Courtroom Wedding, the feral new album by singer-songwriter-punk rock legend Chris D.’s new unit Poison Fang Society, succeeds In the Red Records’ release of two expansive albums by the bandleader’s Divine Horsemen, Hot Rise of an Ice Cream Phoenix (2021) and Bitter End to a Sweet Night (2022).

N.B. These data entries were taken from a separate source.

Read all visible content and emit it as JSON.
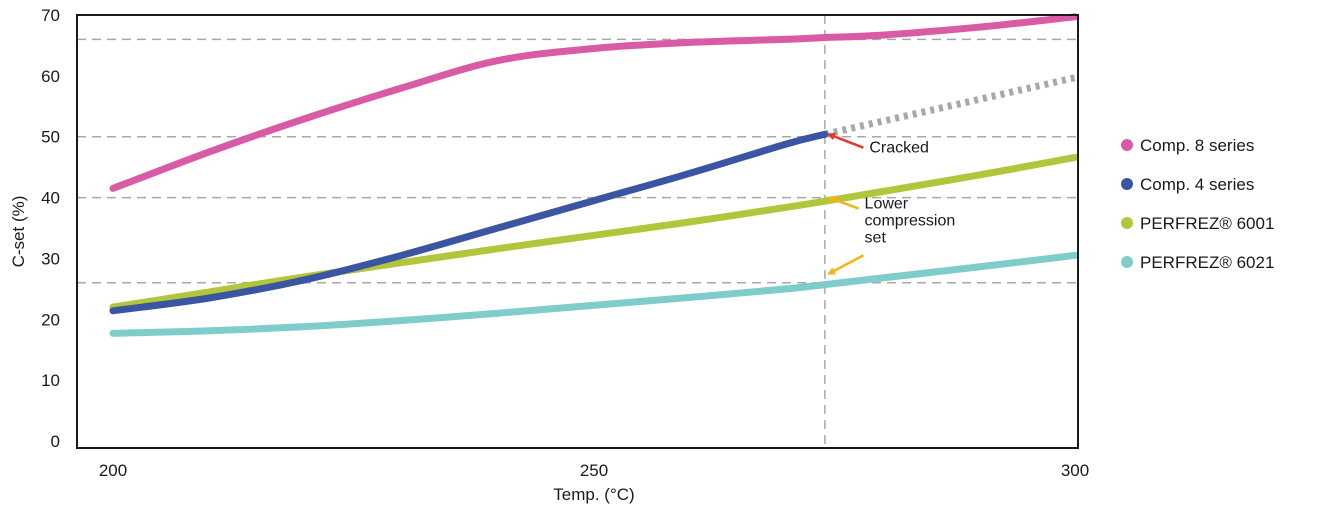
{
  "chart_data": {
    "type": "line",
    "xlabel": "Temp. (°C)",
    "ylabel": "C-set (%)",
    "xlim": [
      200,
      300
    ],
    "ylim": [
      0,
      70
    ],
    "x_ticks": [
      "200",
      "250",
      "300"
    ],
    "y_ticks": [
      "0",
      "10",
      "20",
      "30",
      "40",
      "50",
      "60",
      "70"
    ],
    "grid": "dashed reference lines at about 26, 40, 50 and 66 % and at about 274 °C",
    "series": [
      {
        "name": "Comp. 8 series",
        "color": "#d95aa5",
        "x": [
          200,
          210,
          220,
          230,
          240,
          250,
          260,
          270,
          274,
          280,
          290,
          300
        ],
        "y": [
          41.5,
          47.5,
          53,
          58,
          62.5,
          64.5,
          65.5,
          66,
          66.3,
          66.7,
          68,
          69.7
        ]
      },
      {
        "name": "Comp. 4 series",
        "color": "#3a55a1",
        "x": [
          200,
          210,
          220,
          230,
          240,
          250,
          260,
          270,
          274
        ],
        "y": [
          21.4,
          23.5,
          26.5,
          30.5,
          35,
          39.5,
          44,
          48.8,
          50.4
        ]
      },
      {
        "name": "PERFREZ® 6001",
        "color": "#b3c53a",
        "x": [
          200,
          210,
          220,
          230,
          240,
          250,
          260,
          270,
          274,
          280,
          290,
          300
        ],
        "y": [
          22,
          24.5,
          27,
          29.3,
          31.6,
          33.8,
          36,
          38.4,
          39.4,
          41,
          43.7,
          46.6
        ]
      },
      {
        "name": "PERFREZ® 6021",
        "color": "#7ecdcb",
        "x": [
          200,
          210,
          220,
          230,
          240,
          250,
          260,
          270,
          274,
          280,
          290,
          300
        ],
        "y": [
          17.7,
          18.1,
          18.8,
          19.8,
          21,
          22.3,
          23.6,
          25,
          25.7,
          26.8,
          28.6,
          30.5
        ]
      }
    ],
    "extrapolation": {
      "color": "#a8a8a8",
      "style": "dotted",
      "x": [
        274,
        300
      ],
      "y": [
        50.4,
        59.7
      ]
    },
    "annotations": [
      {
        "lines": [
          "Cracked"
        ],
        "arrow_color": "#e03a30",
        "at": [
          274,
          50.4
        ],
        "from": [
          278,
          48.2
        ]
      },
      {
        "lines": [
          "Lower",
          "compression",
          "set"
        ],
        "arrow_color": "#f2b517",
        "at": [
          274,
          40
        ],
        "from": [
          277.5,
          38.2
        ]
      },
      {
        "lines": [],
        "arrow_color": "#f2b517",
        "at": [
          274,
          27.5
        ],
        "from": [
          278,
          30.5
        ]
      }
    ],
    "legend_position": "right"
  }
}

The taut, economical eight-song set grew out of several songs penned in the immediate wake of the COVID pandemic lockdown and originally envisioned as material for a third Divine Horsemen record. But logistical problems involving the band’s co-lead singer Julie Christensen’s ability to record in Los Angeles led to the formulation of a new solo configuration rooted in the past.
Poison Fang Society guitarist Larry Schemel, most recently of Death Valley Girls, and Tucson-bred drummer Johnny Ray are both veterans of the eight-piece lineup heard on the Flesh Eaters’ 1999 album Ashes of Time. They are joined by bassist-keyboardist-guitarist Sharif Dumani, who also engineered the collection and co-produced with Chris D.
The songs Chris brought to the studio reflect a shift in style: “I was really trying to write some more traditional kinds of songs, but not make them sound really anonymous. On the last couple of albums, the Divine Horsemen albums, there was a lot more cut-up stuff. I still did some cut-up in the lyrics with this record, but not as much. The lyrics to ‘Cellars to Weep’ were very influenced by songs like Bob Dylan’s ‘Subterranean Homesick Blues’ or ‘Highway 61 Revisited,’ even though song doesn’t sound like that. I wanted to keep that kind of surrealist humor that Bob Dylan has — those nonsense phrases that add meaning when they’re all put together.”
With tracks inspired by subjects as diverse at the gun-toting MAGA couple who pointed their weapons at Black Lives Matter protesters (“Goddamn Thieving Shame”) to the sleazy come-on cover lines of ‘50s pulp paperbacks (“Sex Kitten”), Courtroom Wedding flexes a lean, potent sound that recalls the knife-edge attack of the Don Kirk-era Flesh Eaters and the heavyweight vibe of Chris’ second solo album (as Stone by Stone), 1989’s I Pass for Human. Like this punk grand master’s finest work, it displays an electric, tormented immediacy.
“Courtroom Wedding sounds more live than the Divine Horsemen records,” Chris says, “and I think that’s a good thing.”